CPAC chairman: GOP needs to adapt to voting changes, start ballot harvesting where legal
"It's very important that we not make someone feel bad for voting earlier or voting by mail," said Matt Schlapp.
Conservative Political Action Conference (CPAC) Chairman Matt Schlapp says that in order to catch up with Democrats, Republicans must adapt to major change in election rules and start ballot harvesting in states where it is legal.
"It's very important that we not make someone feel bad for voting earlier or voting by mail," Schlapp said on "Just the News, No Noise" Wednesday. "These are fine things, we just have to do it with security. So in states with ballot harvesting, we ought to start ballot harvesting."
Mail-in voting and early voting have historically been a weakness for the GOP, with Republican voters predominantly opting to vote in person on Election Day.
Schlapp emphasized the importance of beating Democrats at their own game in specific states where ballot harvesting is legal and early voting is more common.
"There's five or six vote by mail states," said Schlapp. "We haven't statistically done well in those states. We have to beat them at their own game. The other thing we have to do, I think, is really invest in technology."

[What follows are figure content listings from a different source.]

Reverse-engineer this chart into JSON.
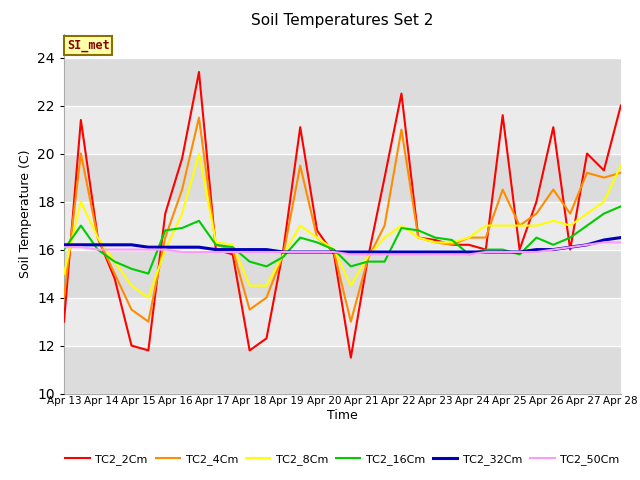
{
  "title": "Soil Temperatures Set 2",
  "xlabel": "Time",
  "ylabel": "Soil Temperature (C)",
  "ylim": [
    10,
    25
  ],
  "yticks": [
    10,
    12,
    14,
    16,
    18,
    20,
    22,
    24
  ],
  "xtick_labels": [
    "Apr 13",
    "Apr 14",
    "Apr 15",
    "Apr 16",
    "Apr 17",
    "Apr 18",
    "Apr 19",
    "Apr 20",
    "Apr 21",
    "Apr 22",
    "Apr 23",
    "Apr 24",
    "Apr 25",
    "Apr 26",
    "Apr 27",
    "Apr 28"
  ],
  "annotation_text": "SI_met",
  "plot_bg_color": "#e8e8e8",
  "fig_bg_color": "#ffffff",
  "line_colors": {
    "TC2_2Cm": "#ff0000",
    "TC2_4Cm": "#ff8c00",
    "TC2_8Cm": "#ffff00",
    "TC2_16Cm": "#00cc00",
    "TC2_32Cm": "#0000bb",
    "TC2_50Cm": "#ff99ff"
  },
  "band_colors": [
    "#dcdcdc",
    "#ebebeb"
  ],
  "data": {
    "TC2_2Cm": [
      13.0,
      21.4,
      16.5,
      14.8,
      12.0,
      11.8,
      17.5,
      19.8,
      23.4,
      16.0,
      15.8,
      11.8,
      12.3,
      16.0,
      21.1,
      16.8,
      15.8,
      11.5,
      15.6,
      19.0,
      22.5,
      16.5,
      16.4,
      16.2,
      16.2,
      16.0,
      21.6,
      16.0,
      18.0,
      21.1,
      16.0,
      20.0,
      19.3,
      22.0
    ],
    "TC2_4Cm": [
      14.0,
      20.0,
      16.5,
      15.0,
      13.5,
      13.0,
      16.5,
      18.5,
      21.5,
      16.2,
      16.0,
      13.5,
      14.0,
      15.8,
      19.5,
      16.5,
      15.9,
      13.0,
      15.6,
      17.0,
      21.0,
      16.5,
      16.3,
      16.2,
      16.5,
      16.5,
      18.5,
      17.0,
      17.5,
      18.5,
      17.5,
      19.2,
      19.0,
      19.2
    ],
    "TC2_8Cm": [
      15.0,
      18.0,
      16.5,
      15.5,
      14.5,
      14.0,
      16.0,
      17.5,
      20.0,
      16.3,
      16.2,
      14.5,
      14.5,
      15.8,
      17.0,
      16.5,
      16.0,
      14.5,
      15.7,
      16.5,
      17.0,
      16.5,
      16.3,
      16.3,
      16.5,
      17.0,
      17.0,
      17.0,
      17.0,
      17.2,
      17.0,
      17.5,
      18.0,
      19.5
    ],
    "TC2_16Cm": [
      16.0,
      17.0,
      16.0,
      15.5,
      15.2,
      15.0,
      16.8,
      16.9,
      17.2,
      16.2,
      16.1,
      15.5,
      15.3,
      15.7,
      16.5,
      16.3,
      16.0,
      15.3,
      15.5,
      15.5,
      16.9,
      16.8,
      16.5,
      16.4,
      15.8,
      16.0,
      16.0,
      15.8,
      16.5,
      16.2,
      16.5,
      17.0,
      17.5,
      17.8
    ],
    "TC2_32Cm": [
      16.2,
      16.2,
      16.2,
      16.2,
      16.2,
      16.1,
      16.1,
      16.1,
      16.1,
      16.0,
      16.0,
      16.0,
      16.0,
      15.9,
      15.9,
      15.9,
      15.9,
      15.9,
      15.9,
      15.9,
      15.9,
      15.9,
      15.9,
      15.9,
      15.9,
      15.9,
      15.9,
      15.9,
      16.0,
      16.0,
      16.1,
      16.2,
      16.4,
      16.5
    ],
    "TC2_50Cm": [
      16.1,
      16.1,
      16.0,
      16.0,
      16.0,
      16.0,
      16.0,
      15.9,
      15.9,
      15.9,
      15.9,
      15.9,
      15.9,
      15.9,
      15.9,
      15.9,
      15.9,
      15.8,
      15.8,
      15.8,
      15.8,
      15.8,
      15.8,
      15.8,
      15.8,
      15.9,
      15.9,
      15.9,
      15.9,
      16.0,
      16.1,
      16.2,
      16.3,
      16.3
    ]
  },
  "x_step": 0.44,
  "n_days": 16
}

A state where Republicans really got a hold of early voting during the 2022 midterms was North Carolina. The state GOP Chairman Michael Whatley told "Just the News, No Noise" in an interview last year that early voting was the ticket to conservative victories in North Carolina.
"We put in place an early vote program because we have 17 days of early voting in North Carolina," Whatley said. "In the 2020 election cycle — that was the first time in the history of the state that Republicans actually won with early voting. And we did very well during the early voting this cycle around as well.
"Republicans are always gonna have a great day on Election Day. But if you are so far behind because of early voting and absentee voting that you can't dig yourself out of that hole, it really is going to make a big difference. So we've got to be able to compete."
Schlapp also urged Republicans to stop apologizing for a purported lack of diversity and instead go on offense against Democrats, proudly contrasting the party's historical leadership in abolishing slavery and securing civil rights and racial equality with the Democrats' history of support for slavery and Jim Crow laws enforcing racial separation.
"The Republican Party has to stop being lectured on gender, on the gender gap, on diverse people and embracing our values," he said. "We have all kinds of examples of people, including on school boards all across this country. It's not the white guy party.
"The Republican Party was established to get rid of slavery, and to give former slaves their full civil rights. We passed three amendments to the Constitution. We actually did that. That was the Republican Party, and the Democratic Party fought us."